Bahamas - No safe haven from persecution
'These people are fleeing a very volatile situation, where they may potentially be exposed to persecution. It is the responsibility of the authorities of Bahamas to make sure that this is not the case and to provide protection to those who need it,' the organisation continued.
'The imminent forcible return of asylum-seekers seems to be motivated by the practical problems posed by their presence in large numbers. But this is no good reason for the government of Bahamas to evade its responsibilities.'
The planned forcible return of Haitian asylum-seekers is a violation of the Bahamas' obligations as a state party to the 1951 UN Convention relating to the Status of Refugees (the Convention) and its 1967 Protocol.
Under the principle of non-refoulement, set out in Article 33 of the Refugee Convention, the Bahamas is obliged to ensure that no person is returned, directly or indirectly, to a country where, 'his life or freedom would be threatened on account of his race, religion, nationality, membership of a particular social group or political opinion.'
Implicit in the principle of non-refoulement is the necessity to establish a satisfactory asylum procedure.
'The government of the Bahamas is failing to ensure that people arriving in the Bahamas seeking refuge are afforded effective access to a full and fair procedure to determine whether they would be at risk of human rights violations if returned to their country of origin,' Amnesty International said.
The organisation is also urging the authorities of the Bahamas to immediately cease the practice of detaining asylum-seekers and preventing them from getting access to interpreters, and securing legal assistance - including from the UNHCR and appropriate non-governmental organisations - as required by international standards.
'Asylum-seekers in the Bahamas are being held with common criminals, in conditions which are inhumane, unsanitary and overcrowded and which may amount to cruel, inhuman and degrading treatment,' Amnesty International said.
The organisation also urged the government to comply with international standards on refugees which unequivocally prohibit the detention of Children's rights under the age of 18.
'The government should take all necessary measures to establish procedures to determine asylum claims in keeping with relevant international standards,' Amnesty International said.
'Such procedures should include an independent and specialised decision-making body, with provisions for an effective appeal against any decision to refuse asylum.

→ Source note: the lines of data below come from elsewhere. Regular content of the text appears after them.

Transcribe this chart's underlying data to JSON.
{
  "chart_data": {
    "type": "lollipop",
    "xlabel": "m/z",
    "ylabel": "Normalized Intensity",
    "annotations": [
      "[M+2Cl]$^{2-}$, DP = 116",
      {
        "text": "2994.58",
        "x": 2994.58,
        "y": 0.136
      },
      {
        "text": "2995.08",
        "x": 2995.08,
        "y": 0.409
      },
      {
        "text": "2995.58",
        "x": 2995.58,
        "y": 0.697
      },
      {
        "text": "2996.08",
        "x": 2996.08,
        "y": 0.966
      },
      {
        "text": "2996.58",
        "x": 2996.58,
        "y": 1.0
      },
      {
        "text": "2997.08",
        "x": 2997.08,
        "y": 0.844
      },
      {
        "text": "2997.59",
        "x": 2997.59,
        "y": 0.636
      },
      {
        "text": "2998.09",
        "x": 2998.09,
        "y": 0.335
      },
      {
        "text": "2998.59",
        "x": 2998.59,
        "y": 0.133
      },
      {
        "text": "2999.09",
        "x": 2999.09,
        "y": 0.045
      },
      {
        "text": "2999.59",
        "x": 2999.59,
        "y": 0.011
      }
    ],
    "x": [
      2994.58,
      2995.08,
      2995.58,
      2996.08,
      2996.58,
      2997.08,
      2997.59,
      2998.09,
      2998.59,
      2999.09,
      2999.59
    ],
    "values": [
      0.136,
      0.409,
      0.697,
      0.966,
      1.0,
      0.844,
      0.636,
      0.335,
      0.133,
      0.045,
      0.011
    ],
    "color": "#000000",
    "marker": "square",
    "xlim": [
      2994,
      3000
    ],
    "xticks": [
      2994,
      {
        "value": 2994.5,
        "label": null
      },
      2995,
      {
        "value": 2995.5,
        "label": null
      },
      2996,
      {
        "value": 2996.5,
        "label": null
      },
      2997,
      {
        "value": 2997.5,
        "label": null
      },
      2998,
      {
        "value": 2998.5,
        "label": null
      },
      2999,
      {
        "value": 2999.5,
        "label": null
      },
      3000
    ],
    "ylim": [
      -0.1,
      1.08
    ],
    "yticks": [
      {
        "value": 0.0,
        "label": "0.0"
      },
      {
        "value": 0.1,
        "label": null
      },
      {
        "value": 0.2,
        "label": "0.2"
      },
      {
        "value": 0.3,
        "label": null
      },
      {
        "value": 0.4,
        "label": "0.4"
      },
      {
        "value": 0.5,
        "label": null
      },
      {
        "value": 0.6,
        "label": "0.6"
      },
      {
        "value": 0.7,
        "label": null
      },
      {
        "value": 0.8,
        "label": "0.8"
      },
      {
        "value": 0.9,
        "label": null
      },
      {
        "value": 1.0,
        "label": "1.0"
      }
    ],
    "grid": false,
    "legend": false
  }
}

Asylum seekers must be allowed to stay in the country for the duration of the appeal,' the organisation added.
According to reports received by Amnesty International, the 222 Haitian nationals detained on Friday 28 April 2000 in Fox Hill prison and the 123 placed in the custody of the Royal Bahamas Defence Force in Matthew Town last Friday have not been informed of their right to apply for asylum, and have been denied the right to legal counsel, the assistance of interpreters and the right to contact and have access to the Office of the UNHCR.
Amnesty International also understands that at least one high-ranking official from the Ministry of Immigration has stated that applications for asylum do not fall within the remit of the Ministry, even though immigration authorities are understood to be handling the transfer, detention and proposed return of the Haitian nationals.
Amnesty International and other international organisations have repeatedly expressed concern about the failure by the Bahamas to uphold international standards regarding refugees.
Amnesty International has long-standing concerns regarding the human rights situation in Haiti since the country's emergence from a military regime in 1994. The organisation is unable to make any assessment on the veracity of any of the claims made by the recent arrivals. However, several independent journalists and other witnesses have stated that a number of the Haitian nationals they interviewed reported individual accounts of fleeing persecution, amidst the general escalating climate of political intimidation and violence that has occurred in recent weeks as Haiti prepares to hold long- overdue elections. A number of those recently arrived are believed to be affiliated with an opposition political coalition party.
The number of Haitians forcibly returned from the Bahamas so far this year is estimated at 1,600.